Immunogenicity and persistence of a prime-boost re-vaccination strategy for pneumococcal vaccines in patients with rheumatoid arthritis

Objectives: Patients with rheumatoid arthritis (RA) are at an increased risk of Pneumococcal infections. Immunogenicity and persistence of a prime-boost revaccination strategy using 13-valent/23-valent anti-pneumococcal vaccines was evaluated in patients with RA treated by Methotrexate (MTX) and anti-TNF. Method: Twenty-four patients with RA received one dose of PCV13 (Prevenar13®; Pfizer) followed two months later by one dose of PPV23 (Pneumovax®, Merck). Concentrations of IgG specific for 7 serotypes common to both vaccines and 3 uncommon serotypes, included only in the PPV23 were measured by ELISA and Opsonophagocytic Assay (OPA) at baseline and after 4, 12 and 24 months post-vaccine. Results: Similar percentages of protection were found at 4 months (63% vs. 55%), 12 months (54% vs. 50%) and 24 months (52% vs. 55%) for the 7 common and 3 uncommon serotypes when antibody titers were assayed by ELISA. Based on functional antibody measurements by OPA, a decrease of protected patients was observed 24 months after vaccine with only 19% of patients protected compared to 29% at baseline.

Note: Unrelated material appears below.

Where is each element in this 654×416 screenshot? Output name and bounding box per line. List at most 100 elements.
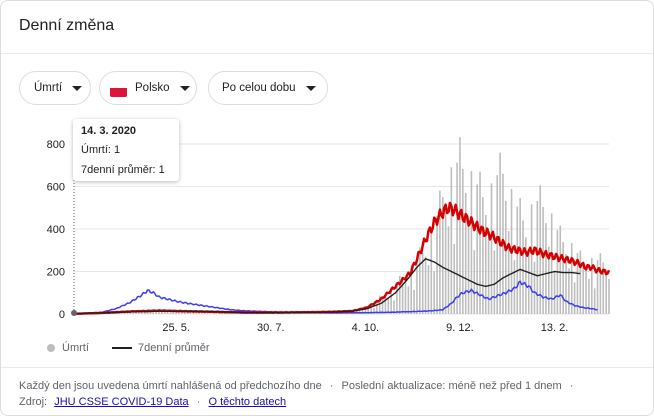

Conclusion: Although the combined pneumococcal revaccination strategy induces good protection in the short term in RA patients, this protection does not persist beyond two years with levels of functional antibody decreasing below pre-vaccine levels. We did not observe a higher efficacy of the conjugate vaccine compared to the polysaccharide vaccine. Our results clearly question the advantage of the prime-boost strategy as it highlight the possible hyporesponse induced by PPV23 against the immune response elicited by the primo-injection of the PCV13 vaccine.